Historical setting: 589 C.E. A Pagan village near Tours
The custom of Largin’s tribe is to give gifts even for little things. They show joy by giving. Maybe we all do, but this practice actually marks who these people are. So midwives who arrive on time surely are gifted.
It would complicate our journey were we to be gifted a herd of these sacred white bulls they keep here. I think of Jacob driving his vast herds ahead of him as he returns to his brother. [Genesis 31] So I’m grateful they only offer one fresh cow. One peaceful cow can cross on the ferry with us and will walk nicely behind the donkey cart.
Ana and Colleen want to start back immediately to Annegray. We don’t have to visit far-flung bishops now, so surely a shorter route will be long enough. The women tell me these months into winter would be the best time for Ana to travel.

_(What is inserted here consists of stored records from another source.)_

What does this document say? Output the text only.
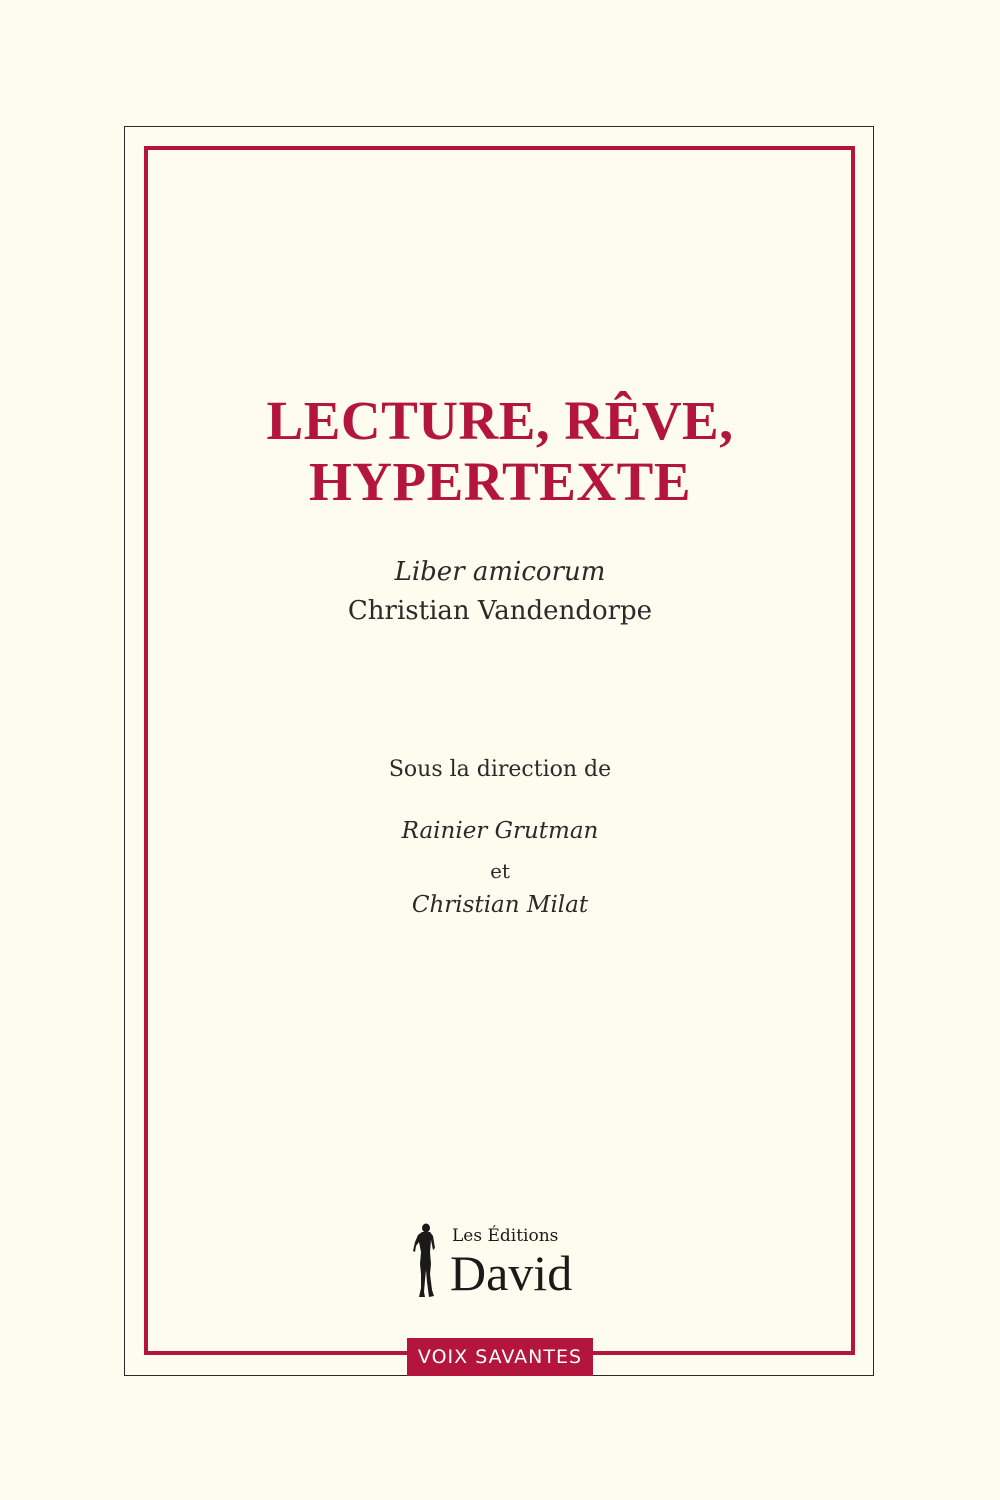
LECTURE, RÊVE,
HYPERTEXTE
Liber amicorum
Christian Vandendorpe
Sous la direction de
Rainier Grutman
et
Christian Milat
Les Éditions
David
VOIX SAVANTES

“How can three months into winter ever be the best for travel?” I ask, still naïve to the ways of women after all these years.
“If we wait for spring,” Colleen confides, “it will be too hard for Ana to travel because the baby will be due. Then if it is born here, where we must stay, we will have to wait for the mother and baby to have strength to travel, and then we might be taking the journey in the summer heat always worrying over the baby. No, Sir, this is the best time to go.”
“I think it could be that the Count will let us stay as guests here for a year or more. I can find some way to make myself useful.”
Ana speaks for Colleen, “Laz, she is not just coming with us for our own need. She has a deep longing to be with people from her own homeland.”
“The Irish of Annegray are monks, Ana. It’s a men’s monastery.”
Ana argues, “Colleen says the monasteries in Ireland are not places for withdrawing, but are communities where monks may have solitary ways, but all around people gather as a village. She has that hope and a longing to be in that kind of place.”
“Maybe all three of us yearn for community. I fear Colleen will be disappointed by the loneliness of our cottage.”
But here we are now, returning home in this season of transitions, leaves on the hardwoods flaming farewells, baring limbs to embrace winds of winter to come.